1. Field of the Present Disclosure
The disclosure relates to animal brain imaging. Particularly, the disclosure relates to brain imaging on wake behaving animals.
2. Background Art
Brain imaging on small animals may be implemented through different methods but only a few of them enable researchers to study selected regions of the central nervous systems with a spatial and time resolution sufficient to image the function of neural structures.
Indeed, magnetic resonance imaging and scanner imaging methods generally result in low resolution images only enabling to access functional information relating to activated brain regions. Methods using electrodes directly inserted into the brain for analyzing brain electrical sensitivity are as far hindered by a severe precision requirement in positioning the electrodes and by a complex interpretation of the resulting electric signals.
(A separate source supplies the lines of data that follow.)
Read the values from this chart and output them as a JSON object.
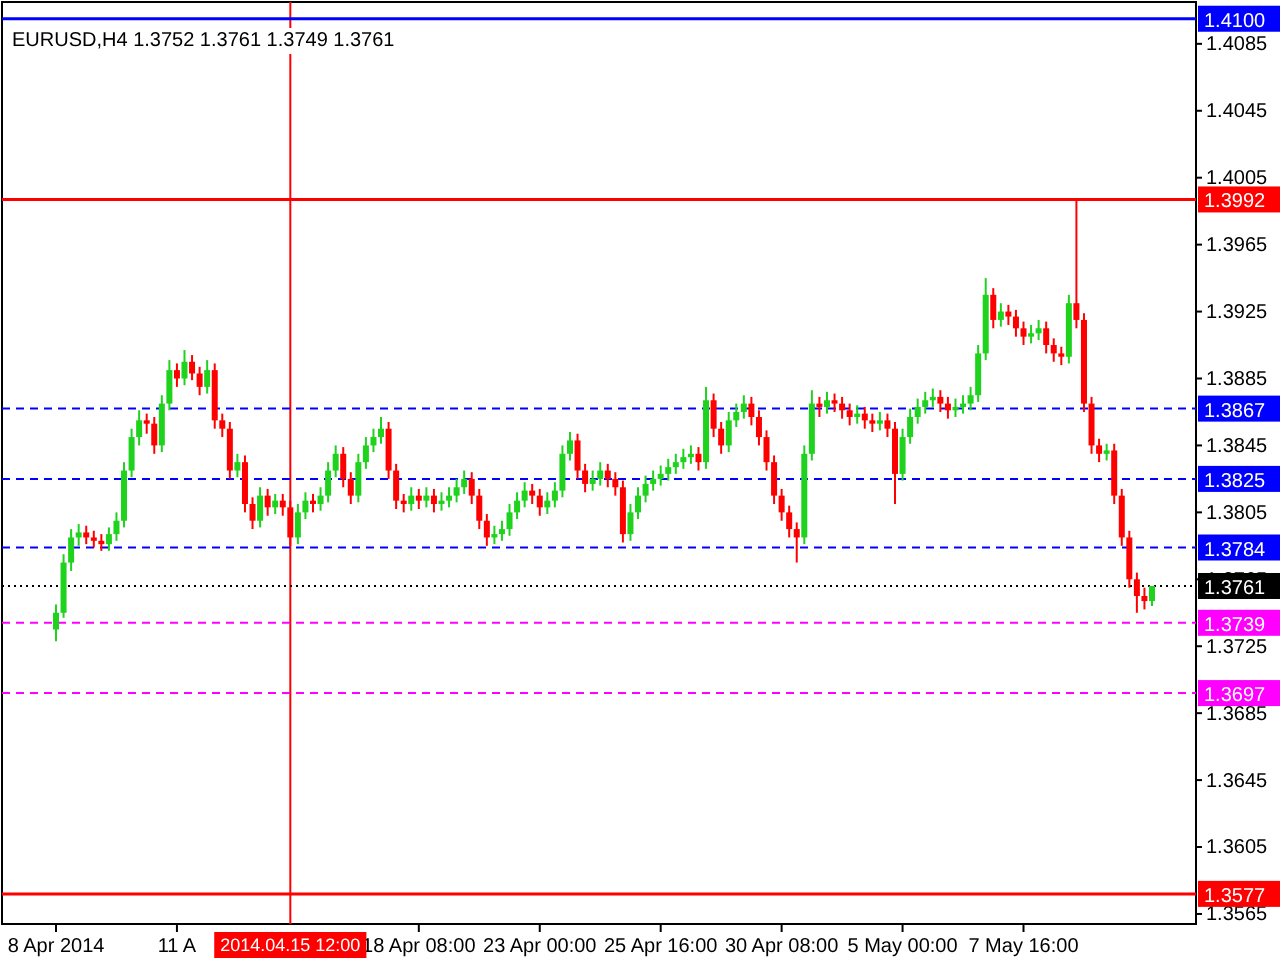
{
  "chart_data": {
    "type": "candlestick",
    "title": "EURUSD,H4  1.3752 1.3761 1.3749 1.3761",
    "categories": [
      "8 Apr 2014",
      null,
      null,
      null,
      null,
      null,
      null,
      null,
      null,
      null,
      null,
      null,
      null,
      null,
      null,
      null,
      "11 A",
      null,
      null,
      null,
      null,
      null,
      null,
      null,
      null,
      null,
      null,
      null,
      null,
      null,
      null,
      "2014.04.15 12:00",
      null,
      null,
      null,
      null,
      null,
      null,
      null,
      null,
      null,
      null,
      null,
      null,
      null,
      null,
      null,
      null,
      "18 Apr 08:00",
      null,
      null,
      null,
      null,
      null,
      null,
      null,
      null,
      null,
      null,
      null,
      null,
      null,
      null,
      null,
      "23 Apr 00:00",
      null,
      null,
      null,
      null,
      null,
      null,
      null,
      null,
      null,
      null,
      null,
      null,
      null,
      null,
      null,
      "25 Apr 16:00",
      null,
      null,
      null,
      null,
      null,
      null,
      null,
      null,
      null,
      null,
      null,
      null,
      null,
      null,
      null,
      "30 Apr 08:00",
      null,
      null,
      null,
      null,
      null,
      null,
      null,
      null,
      null,
      null,
      null,
      null,
      null,
      null,
      null,
      "5 May 00:00",
      null,
      null,
      null,
      null,
      null,
      null,
      null,
      null,
      null,
      null,
      null,
      null,
      null,
      null,
      null,
      "7 May 16:00",
      null,
      null,
      null,
      null,
      null,
      null,
      null,
      null,
      null,
      null,
      null,
      null,
      null,
      null,
      null,
      null,
      null
    ],
    "ohlc": [
      [
        1.3735,
        1.375,
        1.3728,
        1.3745
      ],
      [
        1.3745,
        1.378,
        1.3742,
        1.3775
      ],
      [
        1.3775,
        1.3795,
        1.377,
        1.379
      ],
      [
        1.379,
        1.3798,
        1.3785,
        1.3793
      ],
      [
        1.3793,
        1.3797,
        1.3786,
        1.379
      ],
      [
        1.379,
        1.3794,
        1.3784,
        1.3788
      ],
      [
        1.3788,
        1.3792,
        1.3782,
        1.3786
      ],
      [
        1.3786,
        1.3796,
        1.3782,
        1.3792
      ],
      [
        1.3792,
        1.3805,
        1.3788,
        1.38
      ],
      [
        1.38,
        1.3835,
        1.3796,
        1.383
      ],
      [
        1.383,
        1.3855,
        1.3826,
        1.385
      ],
      [
        1.385,
        1.3866,
        1.3845,
        1.386
      ],
      [
        1.386,
        1.3864,
        1.3852,
        1.3858
      ],
      [
        1.3858,
        1.3862,
        1.384,
        1.3845
      ],
      [
        1.3845,
        1.3875,
        1.3841,
        1.387
      ],
      [
        1.387,
        1.3896,
        1.3866,
        1.389
      ],
      [
        1.389,
        1.3894,
        1.388,
        1.3885
      ],
      [
        1.3885,
        1.3902,
        1.3881,
        1.3895
      ],
      [
        1.3895,
        1.3899,
        1.3884,
        1.3888
      ],
      [
        1.3888,
        1.3892,
        1.3875,
        1.388
      ],
      [
        1.388,
        1.3896,
        1.3876,
        1.389
      ],
      [
        1.389,
        1.3894,
        1.3855,
        1.386
      ],
      [
        1.386,
        1.3864,
        1.385,
        1.3855
      ],
      [
        1.3855,
        1.3859,
        1.3825,
        1.383
      ],
      [
        1.383,
        1.384,
        1.3826,
        1.3835
      ],
      [
        1.3835,
        1.3839,
        1.3805,
        1.381
      ],
      [
        1.381,
        1.3814,
        1.3795,
        1.38
      ],
      [
        1.38,
        1.382,
        1.3796,
        1.3815
      ],
      [
        1.3815,
        1.3819,
        1.3803,
        1.3808
      ],
      [
        1.3808,
        1.3816,
        1.3804,
        1.3812
      ],
      [
        1.3812,
        1.3816,
        1.3803,
        1.3808
      ],
      [
        1.3808,
        1.3812,
        1.3785,
        1.379
      ],
      [
        1.379,
        1.381,
        1.3786,
        1.3805
      ],
      [
        1.3805,
        1.3817,
        1.3801,
        1.3812
      ],
      [
        1.3812,
        1.3816,
        1.3805,
        1.381
      ],
      [
        1.381,
        1.382,
        1.3806,
        1.3815
      ],
      [
        1.3815,
        1.3835,
        1.3811,
        1.383
      ],
      [
        1.383,
        1.3845,
        1.3826,
        1.384
      ],
      [
        1.384,
        1.3844,
        1.382,
        1.3825
      ],
      [
        1.3825,
        1.3829,
        1.381,
        1.3815
      ],
      [
        1.3815,
        1.384,
        1.3811,
        1.3835
      ],
      [
        1.3835,
        1.385,
        1.3831,
        1.3845
      ],
      [
        1.3845,
        1.3855,
        1.3841,
        1.385
      ],
      [
        1.385,
        1.3862,
        1.3846,
        1.3855
      ],
      [
        1.3855,
        1.3859,
        1.3825,
        1.383
      ],
      [
        1.383,
        1.3834,
        1.3807,
        1.3812
      ],
      [
        1.3812,
        1.3816,
        1.3805,
        1.381
      ],
      [
        1.381,
        1.382,
        1.3806,
        1.3815
      ],
      [
        1.3815,
        1.3819,
        1.3807,
        1.3812
      ],
      [
        1.3812,
        1.382,
        1.3808,
        1.3815
      ],
      [
        1.3815,
        1.3819,
        1.3805,
        1.381
      ],
      [
        1.381,
        1.3817,
        1.3806,
        1.3812
      ],
      [
        1.3812,
        1.382,
        1.3808,
        1.3815
      ],
      [
        1.3815,
        1.3825,
        1.3811,
        1.382
      ],
      [
        1.382,
        1.383,
        1.3816,
        1.3825
      ],
      [
        1.3825,
        1.3829,
        1.381,
        1.3815
      ],
      [
        1.3815,
        1.3819,
        1.3795,
        1.38
      ],
      [
        1.38,
        1.3804,
        1.3785,
        1.379
      ],
      [
        1.379,
        1.3797,
        1.3786,
        1.3792
      ],
      [
        1.3792,
        1.38,
        1.3788,
        1.3795
      ],
      [
        1.3795,
        1.381,
        1.3791,
        1.3805
      ],
      [
        1.3805,
        1.3817,
        1.3801,
        1.3812
      ],
      [
        1.3812,
        1.3823,
        1.3808,
        1.3818
      ],
      [
        1.3818,
        1.3822,
        1.381,
        1.3815
      ],
      [
        1.3815,
        1.3819,
        1.3803,
        1.3808
      ],
      [
        1.3808,
        1.3817,
        1.3804,
        1.3812
      ],
      [
        1.3812,
        1.3823,
        1.3808,
        1.3818
      ],
      [
        1.3818,
        1.3845,
        1.3814,
        1.384
      ],
      [
        1.384,
        1.3853,
        1.3836,
        1.3848
      ],
      [
        1.3848,
        1.3852,
        1.3825,
        1.383
      ],
      [
        1.383,
        1.3834,
        1.3817,
        1.3822
      ],
      [
        1.3822,
        1.383,
        1.3818,
        1.3825
      ],
      [
        1.3825,
        1.3835,
        1.3821,
        1.383
      ],
      [
        1.383,
        1.3834,
        1.382,
        1.3825
      ],
      [
        1.3825,
        1.3829,
        1.3815,
        1.382
      ],
      [
        1.382,
        1.3824,
        1.3787,
        1.3792
      ],
      [
        1.3792,
        1.381,
        1.3788,
        1.3805
      ],
      [
        1.3805,
        1.382,
        1.3801,
        1.3815
      ],
      [
        1.3815,
        1.3827,
        1.3811,
        1.3822
      ],
      [
        1.3822,
        1.383,
        1.3818,
        1.3825
      ],
      [
        1.3825,
        1.3833,
        1.3821,
        1.3828
      ],
      [
        1.3828,
        1.3837,
        1.3824,
        1.3832
      ],
      [
        1.3832,
        1.384,
        1.3828,
        1.3835
      ],
      [
        1.3835,
        1.3843,
        1.3831,
        1.3838
      ],
      [
        1.3838,
        1.3845,
        1.3834,
        1.384
      ],
      [
        1.384,
        1.3844,
        1.383,
        1.3835
      ],
      [
        1.3835,
        1.388,
        1.3831,
        1.3872
      ],
      [
        1.3872,
        1.3876,
        1.385,
        1.3855
      ],
      [
        1.3855,
        1.3859,
        1.384,
        1.3845
      ],
      [
        1.3845,
        1.3865,
        1.3841,
        1.386
      ],
      [
        1.386,
        1.387,
        1.3856,
        1.3865
      ],
      [
        1.3865,
        1.3875,
        1.3861,
        1.387
      ],
      [
        1.387,
        1.3874,
        1.3857,
        1.3862
      ],
      [
        1.3862,
        1.3866,
        1.3845,
        1.385
      ],
      [
        1.385,
        1.3854,
        1.383,
        1.3835
      ],
      [
        1.3835,
        1.3839,
        1.381,
        1.3815
      ],
      [
        1.3815,
        1.3819,
        1.38,
        1.3805
      ],
      [
        1.3805,
        1.3809,
        1.379,
        1.3795
      ],
      [
        1.3795,
        1.3799,
        1.3775,
        1.379
      ],
      [
        1.379,
        1.3845,
        1.3786,
        1.384
      ],
      [
        1.384,
        1.3878,
        1.3836,
        1.387
      ],
      [
        1.387,
        1.3874,
        1.3862,
        1.3868
      ],
      [
        1.3868,
        1.3877,
        1.3864,
        1.3872
      ],
      [
        1.3872,
        1.3876,
        1.3865,
        1.387
      ],
      [
        1.387,
        1.3874,
        1.3861,
        1.3866
      ],
      [
        1.3866,
        1.387,
        1.3857,
        1.3862
      ],
      [
        1.3862,
        1.3869,
        1.3858,
        1.3864
      ],
      [
        1.3864,
        1.3868,
        1.3855,
        1.386
      ],
      [
        1.386,
        1.3864,
        1.3853,
        1.3858
      ],
      [
        1.3858,
        1.3865,
        1.3854,
        1.386
      ],
      [
        1.386,
        1.3864,
        1.385,
        1.3855
      ],
      [
        1.3855,
        1.3859,
        1.381,
        1.3828
      ],
      [
        1.3828,
        1.3855,
        1.3824,
        1.385
      ],
      [
        1.385,
        1.3867,
        1.3846,
        1.3862
      ],
      [
        1.3862,
        1.3873,
        1.3858,
        1.3868
      ],
      [
        1.3868,
        1.3877,
        1.3864,
        1.3872
      ],
      [
        1.3872,
        1.3879,
        1.3868,
        1.3874
      ],
      [
        1.3874,
        1.3878,
        1.3865,
        1.387
      ],
      [
        1.387,
        1.3874,
        1.3861,
        1.3866
      ],
      [
        1.3866,
        1.3873,
        1.3862,
        1.3868
      ],
      [
        1.3868,
        1.3875,
        1.3864,
        1.387
      ],
      [
        1.387,
        1.388,
        1.3866,
        1.3875
      ],
      [
        1.3875,
        1.3905,
        1.3871,
        1.39
      ],
      [
        1.39,
        1.3945,
        1.3896,
        1.3935
      ],
      [
        1.3935,
        1.3939,
        1.3915,
        1.392
      ],
      [
        1.392,
        1.393,
        1.3916,
        1.3925
      ],
      [
        1.3925,
        1.3929,
        1.3917,
        1.3922
      ],
      [
        1.3922,
        1.3926,
        1.391,
        1.3915
      ],
      [
        1.3915,
        1.3919,
        1.3905,
        1.391
      ],
      [
        1.391,
        1.3917,
        1.3906,
        1.3912
      ],
      [
        1.3912,
        1.392,
        1.3908,
        1.3915
      ],
      [
        1.3915,
        1.3919,
        1.39,
        1.3905
      ],
      [
        1.3905,
        1.3909,
        1.3895,
        1.39
      ],
      [
        1.39,
        1.3904,
        1.3893,
        1.3898
      ],
      [
        1.3898,
        1.3935,
        1.3894,
        1.393
      ],
      [
        1.393,
        1.3992,
        1.3915,
        1.392
      ],
      [
        1.392,
        1.3924,
        1.3865,
        1.387
      ],
      [
        1.387,
        1.3874,
        1.384,
        1.3845
      ],
      [
        1.3845,
        1.3849,
        1.3835,
        1.384
      ],
      [
        1.384,
        1.3846,
        1.3836,
        1.3842
      ],
      [
        1.3842,
        1.3846,
        1.381,
        1.3815
      ],
      [
        1.3815,
        1.3819,
        1.3785,
        1.379
      ],
      [
        1.379,
        1.3794,
        1.376,
        1.3765
      ],
      [
        1.3765,
        1.3769,
        1.3745,
        1.3755
      ],
      [
        1.3755,
        1.376,
        1.3747,
        1.3752
      ],
      [
        1.3752,
        1.3761,
        1.3749,
        1.3761
      ]
    ],
    "ylim": [
      1.3559,
      1.411
    ],
    "yticks": [
      1.4085,
      1.4045,
      1.4005,
      1.3965,
      1.3925,
      1.3885,
      1.3845,
      1.3805,
      1.3765,
      1.3725,
      1.3685,
      1.3645,
      1.3605,
      1.3565
    ],
    "ref_lines": [
      {
        "axis": "x",
        "value": "2014.04.15 12:00",
        "color": "#ff0000",
        "line_style": "solid"
      },
      {
        "axis": "y",
        "value": 1.41,
        "label": "1.4100",
        "color": "#0000ff",
        "line_style": "solid"
      },
      {
        "axis": "y",
        "value": 1.3992,
        "label": "1.3992",
        "color": "#ff0000",
        "line_style": "solid"
      },
      {
        "axis": "y",
        "value": 1.3867,
        "label": "1.3867",
        "color": "#0000ff",
        "line_style": "dashed"
      },
      {
        "axis": "y",
        "value": 1.3825,
        "label": "1.3825",
        "color": "#0000ff",
        "line_style": "dashed"
      },
      {
        "axis": "y",
        "value": 1.3784,
        "label": "1.3784",
        "color": "#0000ff",
        "line_style": "dashed"
      },
      {
        "axis": "y",
        "value": 1.3761,
        "label": "1.3761",
        "color": "#000000",
        "line_style": "dotted"
      },
      {
        "axis": "y",
        "value": 1.3739,
        "label": "1.3739",
        "color": "#ff00ff",
        "line_style": "dashed"
      },
      {
        "axis": "y",
        "value": 1.3697,
        "label": "1.3697",
        "color": "#ff00ff",
        "line_style": "dashed"
      },
      {
        "axis": "y",
        "value": 1.3577,
        "label": "1.3577",
        "color": "#ff0000",
        "line_style": "solid"
      }
    ],
    "grid": false
  }
}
Microscopy methods have proven useful in brain imaging. Brain slices microscopy on deceased animals is well known but in vivo microscopy on a living animal is a recent subject. Historically, in vivo microscopy could not analyze deep-brain regions as the technique lacks satisfactory resolution or because it requires over-invasive surgery. The Applicant has described an approach for functional fiber-optic imaging of the intact mouse brain (Vincent et al., Live imaging of neural structure and function by fibred fluorescence microscopy, EMBO reports September 2006). The Applicant showed that fibered fluorescence microscopy which uses a small-diameter fiber-optic probe to provide real-time images has a spatial resolution enabling to image various neural structures in the living animal. This method has been useful in many physiological studies requiring the in situ functional imaging of tissues in a living anaesthetized animal.
Recently, a growing need to obtain images on freely moving animals and to make available chronic studies has emerged. Freely moving animal imaging requires high stability for images acquisition. Stanford University researchers have developed a bundle microscopy technology mounted on a mouse skull using an adapted helmet that enables freely moving studies (High speed, miniaturized fluorescence microscopy in freely moving mice. Benjamin Flusberg et al. Nature Methods, October 2008). However, this technology requires large coring in the mouse's brain and thereby prohibits deep-brain insertion. Additionally, the considerable helmet weight bans a truly free movement and the images resolution level limits the precision of the technology. Recently, the Applicant disclosed (Maskos et al., Functional fibered fluorescence imaging in freely moving mouse, poster No. 598.8 disclosed during the 38th annual meeting of the Society for Neurosciences 2008) the use of a minimally invasive probe securely fixed to the head with dental cement for fiber-optic microscopy imaging of neuronal networks in behaving animals. However, in order to acquire images on an extended period for chronic studies, there is a need to recalibrate the imaging system, therefore requiring to extract the probe out of the brain of the animal and to place it back. According to the current method, extracting the probe presents risk of breaking the tip of the bundle, thereby excluding reusing the same animal to carry out the study and involving incompatible maintenance costs to polish the broken probe.
The Applicant proposes hereinunder an intracranial implant for positioning a fiber bundle probe in the brain of an animal. The Applicant also proposes a fiber bundle probe adapted to said implant, a stereotactic device to manipulate said implant and probe, and a method for brain fiber bundle microscopy.